My kid can do anything: except everything

You Can Do Anything; you know, except everything

In today’s parenting I regularly hear, “I want my kids to feel like they can do anything”. This is a beautiful and wonderful ideal that is true to 2018 America. So many opportunities are available to the rising generation that were only dreams to those past. No matter the race, gender or creed opportunities are abounding. The career opportunities staggering. The dreams of children seem a little less like dreams.

Yet the way we parent these days does not teach, “You can do anything.” We teach caution and we teach fear.

This was demonstrated to me the other day while I was at a park with my own children. They are 5, 3 and 1. I watched as parent after parent followed their own children around like shadows, telling them which challenges they could and could not do. Anything they deemed too dangerous they physically removed their child from.

I even had a parent follow my own children around casting me judgmental glances as I allowed my 18- month old to try any challenged she wanted. At one point she slipped and fell on a particularly difficult obstacle. I picked her up, comforted her as she cried and then told her to try it again. Because I really do believe she can do anything. I do not believe falling is the worst thing that can happen to her. Failing is just a chance to try again. The worst thing I can teach her is she should not try hard things because they make me afraid.

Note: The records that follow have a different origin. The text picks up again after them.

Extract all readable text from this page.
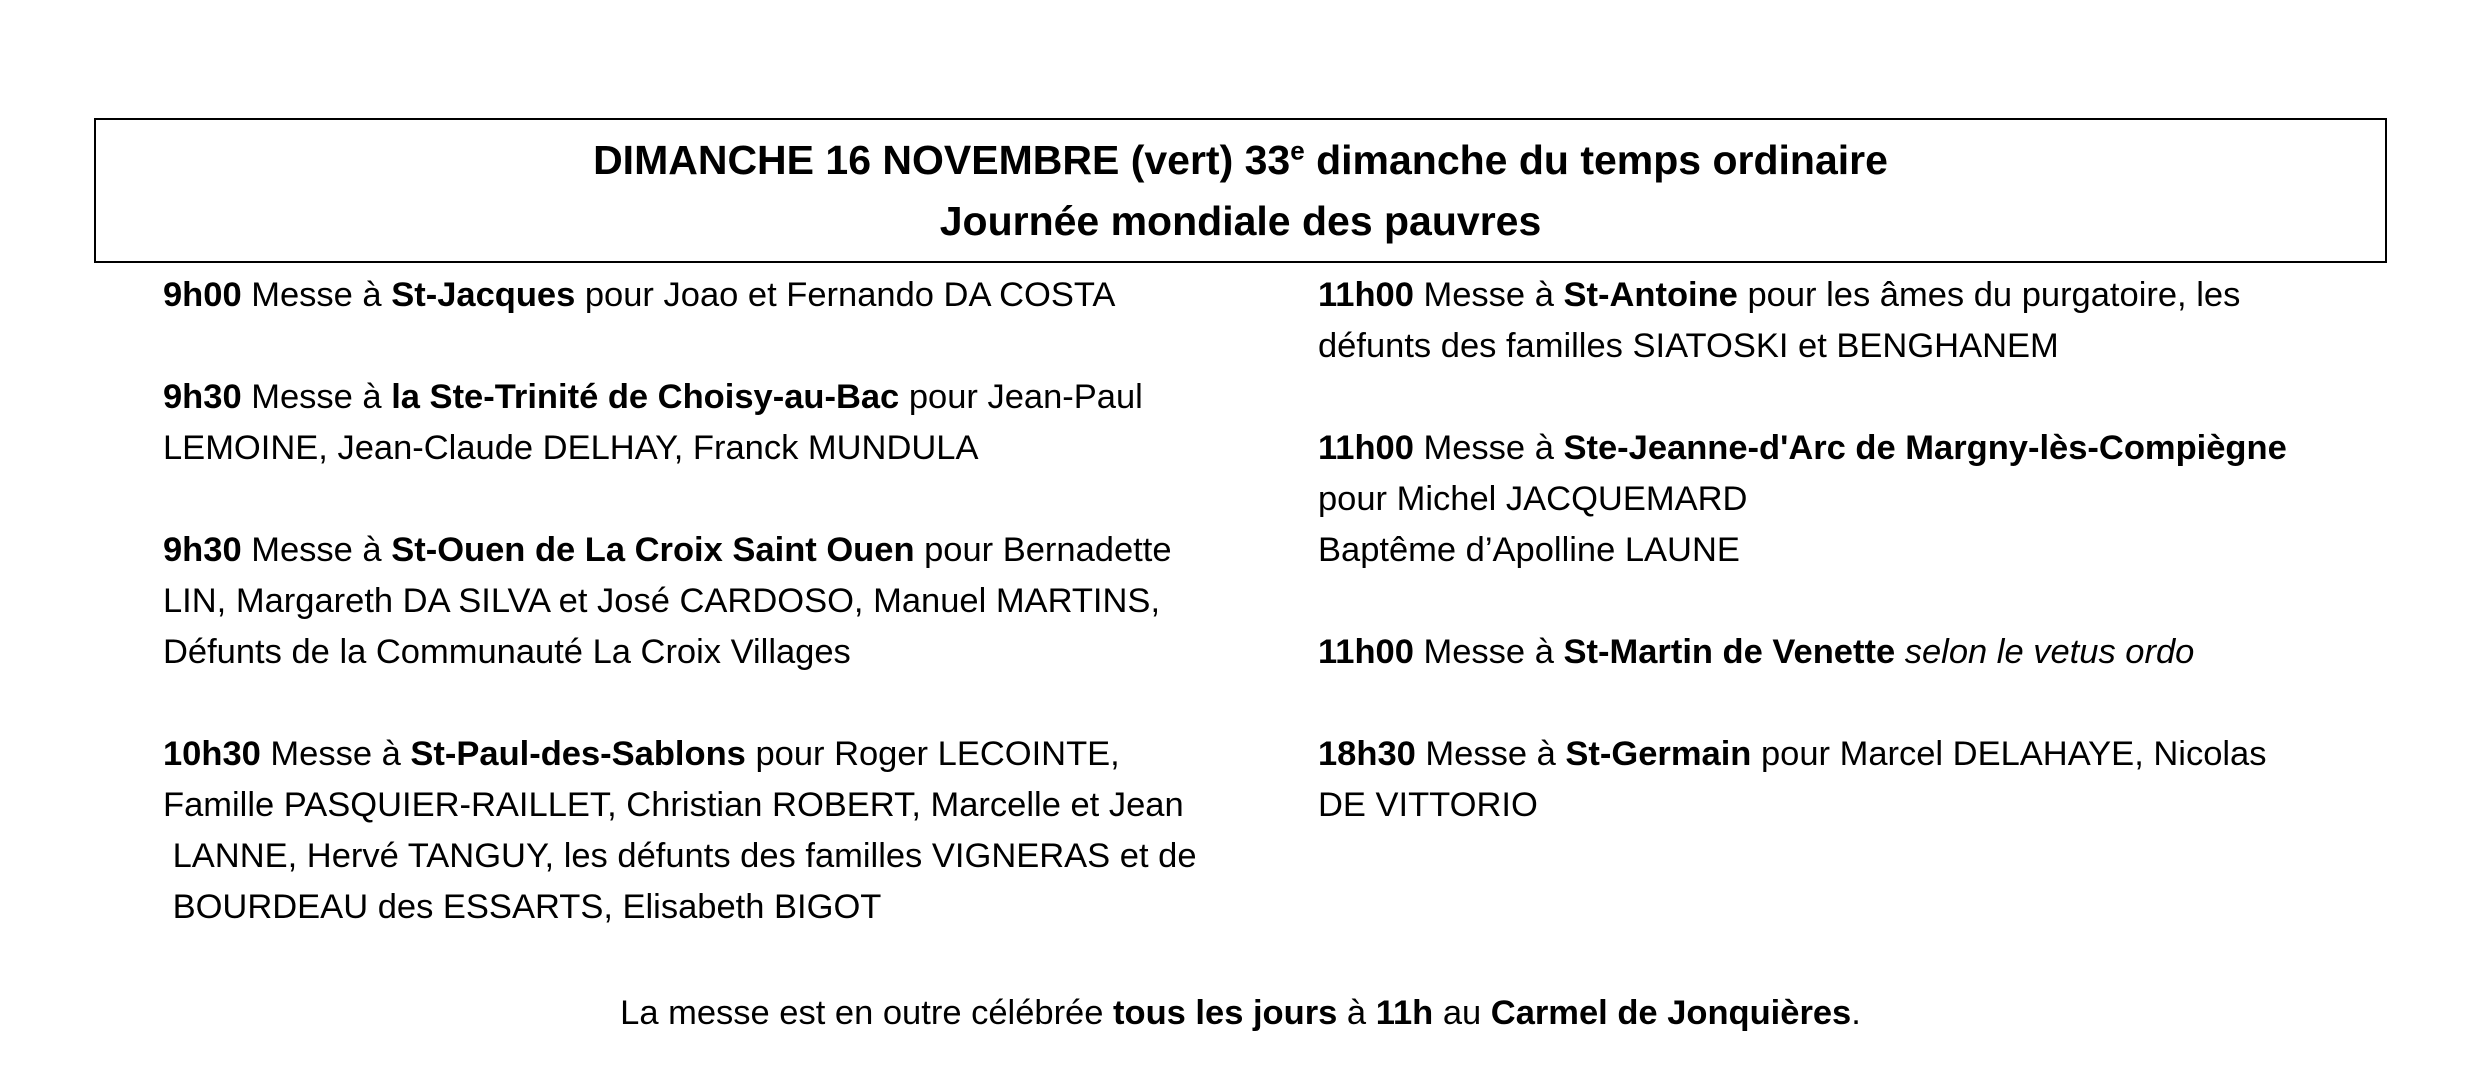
DIMANCHE 16 NOVEMBRE (vert) 33e dimanche du temps ordinaire
Journée mondiale des pauvres
9h00 Messe à St-Jacques pour Joao et Fernando DA COSTA
9h30 Messe à la Ste-Trinité de Choisy-au-Bac pour Jean-Paul
LEMOINE, Jean-Claude DELHAY, Franck MUNDULA
9h30 Messe à St-Ouen de La Croix Saint Ouen pour Bernadette
LIN, Margareth DA SILVA et José CARDOSO, Manuel MARTINS,
Défunts de la Communauté La Croix Villages
10h30 Messe à St-Paul-des-Sablons pour Roger LECOINTE,
Famille PASQUIER-RAILLET, Christian ROBERT, Marcelle et Jean
LANNE, Hervé TANGUY, les défunts des familles VIGNERAS et de
BOURDEAU des ESSARTS, Elisabeth BIGOT
11h00 Messe à St-Antoine pour les âmes du purgatoire, les
défunts des familles SIATOSKI et BENGHANEM
11h00 Messe à Ste-Jeanne-d'Arc de Margny-lès-Compiègne
pour Michel JACQUEMARD
Baptême d’Apolline LAUNE
11h00 Messe à St-Martin de Venette selon le vetus ordo
18h30 Messe à St-Germain pour Marcel DELAHAYE, Nicolas
DE VITTORIO
La messe est en outre célébrée tous les jours à 11h au Carmel de Jonquières.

The belief that you can become anything is what formed the United States. Did we fall short, continually. Yet American’s once embraced and encouraged testing the limits of human potential. As I read about our former president, Ulysses Grant (just an aside, his middle name is Ulysses and the “S.” was made by accident and has stuck ever since), the modern parenting fear came in sharp contrast with our history. According to his biographer, Grant, as a kid, was considered very cautious. But at the age of 8 he drove a team of horses for his father’s business. At 10 he transported adults the distance of 40 miles to Cincinnati or as far as 250 miles from home, on his own. This was a cautions kid in the early 1800s.

 

In the 2018 we require 8-year old’s to sit in a car seat. Do we really believe they can do anything or do we treat our children like they are fragile and should fear the world?

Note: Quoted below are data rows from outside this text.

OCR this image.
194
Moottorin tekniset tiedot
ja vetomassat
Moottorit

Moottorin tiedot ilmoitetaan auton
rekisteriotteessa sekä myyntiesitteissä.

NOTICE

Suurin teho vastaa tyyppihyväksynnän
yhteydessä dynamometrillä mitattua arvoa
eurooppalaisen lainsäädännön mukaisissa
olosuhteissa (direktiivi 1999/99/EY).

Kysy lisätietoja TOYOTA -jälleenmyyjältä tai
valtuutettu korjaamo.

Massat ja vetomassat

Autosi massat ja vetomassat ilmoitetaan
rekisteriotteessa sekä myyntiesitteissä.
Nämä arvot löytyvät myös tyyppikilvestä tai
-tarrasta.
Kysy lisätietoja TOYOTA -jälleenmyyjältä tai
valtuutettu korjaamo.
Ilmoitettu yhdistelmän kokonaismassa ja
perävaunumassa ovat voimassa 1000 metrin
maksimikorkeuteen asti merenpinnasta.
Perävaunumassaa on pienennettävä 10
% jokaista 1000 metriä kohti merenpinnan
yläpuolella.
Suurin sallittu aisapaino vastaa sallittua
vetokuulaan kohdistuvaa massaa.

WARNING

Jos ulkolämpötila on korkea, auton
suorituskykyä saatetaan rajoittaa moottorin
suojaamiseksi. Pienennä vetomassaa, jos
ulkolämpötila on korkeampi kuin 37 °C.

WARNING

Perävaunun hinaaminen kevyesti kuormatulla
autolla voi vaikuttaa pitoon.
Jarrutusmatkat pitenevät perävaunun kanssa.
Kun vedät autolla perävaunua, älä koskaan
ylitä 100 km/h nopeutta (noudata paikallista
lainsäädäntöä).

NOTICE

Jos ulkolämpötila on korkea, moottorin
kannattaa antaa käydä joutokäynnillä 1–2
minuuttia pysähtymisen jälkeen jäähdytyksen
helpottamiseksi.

But, you say to my argument, when Grant was born our infant and childhood mortality rate was much higher than today.

To that I counter, in the 1830s broken legs could permanently cripple someone, today they are fixed in a matter of weeks. In the 1900s the flu killed children in masses, today we treat it in a matter of days. Human kind has never lived in a more forgiving world. We have such medical advances to quickly cure ailments that were debilitating in times past. There is medical care within minutes, there is medicine and advancements at our finger tips.

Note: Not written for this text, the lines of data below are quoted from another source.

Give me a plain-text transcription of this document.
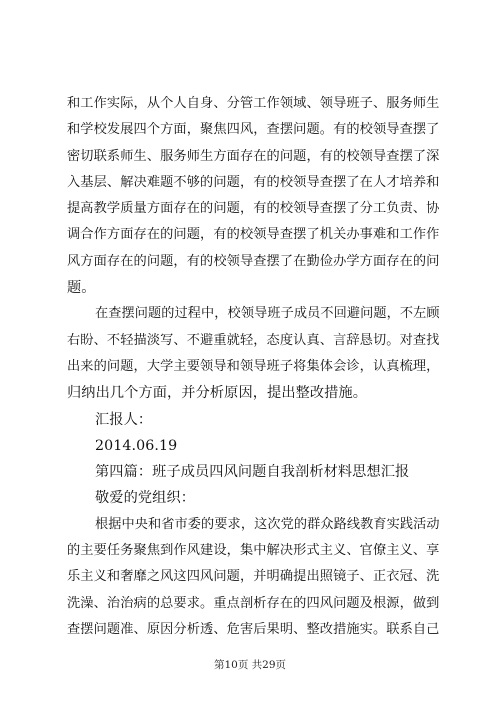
和工作实际，从个人自身、分管工作领域、领导班子、服务师生
和学校发展四个方面，聚焦四风，查摆问题。有的校领导查摆了
密切联系师生、服务师生方面存在的问题，有的校领导查摆了深
入基层、解决难题不够的问题，有的校领导查摆了在人才培养和
提高教学质量方面存在的问题，有的校领导查摆了分工负责、协
调合作方面存在的问题，有的校领导查摆了机关办事难和工作作
风方面存在的问题，有的校领导查摆了在勤俭办学方面存在的问
题。
在查摆问题的过程中，校领导班子成员不回避问题，不左顾
右盼、不轻描淡写、不避重就轻，态度认真、言辞恳切。对查找
出来的问题，大学主要领导和领导班子将集体会诊，认真梳理，
归纳出几个方面，并分析原因，提出整改措施。
汇报人：
2014.06.19
第四篇：班子成员四风问题自我剖析材料思想汇报
敬爱的党组织：
根据中央和省市委的要求，这次党的群众路线教育实践活动
的主要任务聚焦到作风建设，集中解决形式主义、官僚主义、享
乐主义和奢靡之风这四风问题，并明确提出照镜子、正衣冠、洗
洗澡、治治病的总要求。重点剖析存在的四风问题及根源，做到
查摆问题准、原因分析透、危害后果明、整改措施实。联系自己
第10页 共29页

In other words, we live in a world where we should be less afraid of injury for our children than Grant’s did. But we are the exact opposite. We treat our children from the beginning to fear challenges and worry about pain. We teach them that we know what they can and cannot do. We teach them not to trust themselves, not to challenge themselves, not to look at the world through a prism of possibilities. We teach through our actions fear, timidity and uncertainty.

But we shouldn’t. We should teach our children that they can do anything. We should stop fearing pain and injury and start remembering that more can be solved now than every before. We should embrace that unique gift our children are blessed with, the ability to do anything.